The discussion comes two months and two days after the Modesto Irrigation District dropped a proposal to sell some of its water to the city by the bay.
Is it déjà vu all over again? Not quite.
One detail remains the same: San Francisco seeks an initial sale of 2,240 acre-feet as insurance against drought.
Other details differ. The OID has Stanislaus River water to sell because of conservation projects and the fact that part of its service area has urbanized and switched to wells.
The MID, by contrast, provides much of the city of Modesto's supply with Tuolumne River water. The San Francisco proposal fell through, in part, because Modesto threatened to sue the MID, and because of concerns among city officials about dry-year shortages.
The MID would have received $700 per acre-foot to start, about 70 times what its farmers paid for water this year. The price for the OID has not been set, but a San Francisco official last week said the $700 figure shows that the city will "pay a premium" for backup water.
The OID has rights to up to 300,000 acre-feet from the Stanislaus River each year, but actual use depends on the weather. A recent staff report says all of the supply is available 79 percent of the time and 190,000 acre-feet is available 99 percent of the time.
The district recently reached the end of two water transfers totaling 41,000 acre-feet per year. One was to domestic users in the Stockton area, the other for releases into the lower Stanislaus to benefit fish.
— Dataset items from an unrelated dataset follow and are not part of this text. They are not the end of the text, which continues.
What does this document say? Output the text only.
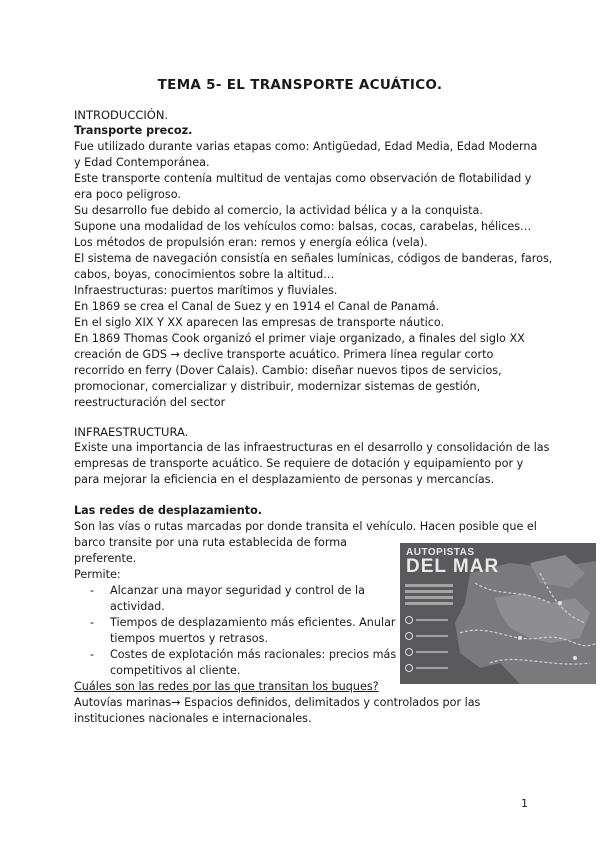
TEMA 5- EL TRANSPORTE ACUÁTICO.
INTRODUCCIÓN.
Transporte precoz.
Fue utilizado durante varias etapas como: Antigüedad, Edad Media, Edad Moderna
y Edad Contemporánea.
Este transporte contenía multitud de ventajas como observación de flotabilidad y
era poco peligroso.
Su desarrollo fue debido al comercio, la actividad bélica y a la conquista.
Supone una modalidad de los vehículos como: balsas, cocas, carabelas, hélices…
Los métodos de propulsión eran: remos y energía eólica (vela).
El sistema de navegación consistía en señales lumínicas, códigos de banderas, faros,
cabos, boyas, conocimientos sobre la altitud…
Infraestructuras: puertos marítimos y fluviales.
En 1869 se crea el Canal de Suez y en 1914 el Canal de Panamá.
En el siglo XIX Y XX aparecen las empresas de transporte náutico.
En 1869 Thomas Cook organizó el primer viaje organizado, a finales del siglo XX
creación de GDS → declive transporte acuático. Primera línea regular corto
recorrido en ferry (Dover Calais). Cambio: diseñar nuevos tipos de servicios,
promocionar, comercializar y distribuir, modernizar sistemas de gestión,
reestructuración del sector
INFRAESTRUCTURA.
Existe una importancia de las infraestructuras en el desarrollo y consolidación de las
empresas de transporte acuático. Se requiere de dotación y equipamiento por y
para mejorar la eficiencia en el desplazamiento de personas y mercancías.
Las redes de desplazamiento.
Son las vías o rutas marcadas por donde transita el vehículo. Hacen posible que el
barco transite por una ruta establecida de forma
preferente.
Permite:
- Alcanzar una mayor seguridad y control de la
actividad.
- Tiempos de desplazamiento más eficientes. Anular
tiempos muertos y retrasos.
- Costes de explotación más racionales: precios más
competitivos al cliente.
Cuáles son las redes por las que transitan los buques?
Autovías marinas→ Espacios definidos, delimitados y controlados por las
instituciones nacionales e internacionales.
AUTOPISTAS
DEL MAR
1
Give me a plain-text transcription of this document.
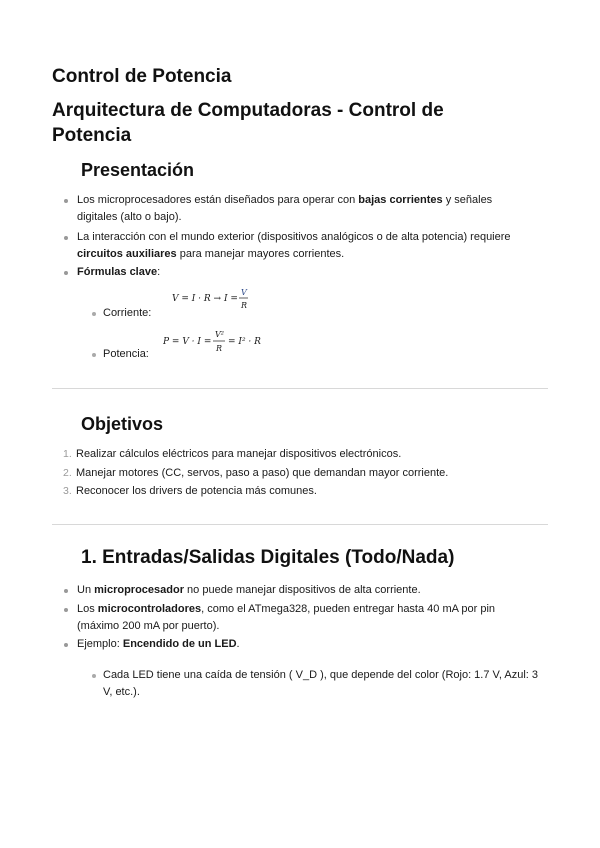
Control de Potencia
Arquitectura de Computadoras - Control de Potencia
Presentación
Los microprocesadores están diseñados para operar con bajas corrientes y señales digitales (alto o bajo).
La interacción con el mundo exterior (dispositivos analógicos o de alta potencia) requiere circuitos auxiliares para manejar mayores corrientes.
Fórmulas clave:
Corriente:
V = I · R → I =
V
R
Potencia:
P = V · I =
V²
R
= I² · R
Objetivos
1. Realizar cálculos eléctricos para manejar dispositivos electrónicos.
2. Manejar motores (CC, servos, paso a paso) que demandan mayor corriente.
3. Reconocer los drivers de potencia más comunes.
1. Entradas/Salidas Digitales (Todo/Nada)
Un microprocesador no puede manejar dispositivos de alta corriente.
Los microcontroladores, como el ATmega328, pueden entregar hasta 40 mA por pin (máximo 200 mA por puerto).
Ejemplo: Encendido de un LED.
Cada LED tiene una caída de tensión ( V_D ), que depende del color (Rojo: 1.7 V, Azul: 3 V, etc.).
The OID plans to provide 25,000 acre-feet of this freed-up water to new almond orchards in an area near Knights Ferry proposed for annexation to the district. The owners would have to switch to their own wells in dry years.
An additional 2,400 acre-feet could be sold to the small city of Brisbane, which gets its current supply from San Francisco, just to the north.
OID General Manager Steve Knell said such transfers make sense because the district's water rights do not allow carry-over of excess supplies from one year to the next.
The OID has been putting water sale income toward improvements to its canal system. About $124 million in projects remain over the next 18 years, the staff report says.
The MID sale drew protest from many people who argued that the Tuolumne River water should instead be sold to farmers or used to recharge groundwater basins.
Some of these critics have praised the OID's proposed annexation because it would boost the region's farm-based economy while not sacrificing Stanislaus River water during drought.
San Francisco would not actually get Stanislaus River water from the OID. Instead, the Oakdale district would deliver a certain amount to the MID, freeing an equal amount of Tuolumne water that would be carried to the Bay Area via the Hetch Hetchy system.
The OID board will meet at 9 a.m. today at the district office, 1205 E. F St., Oakdale.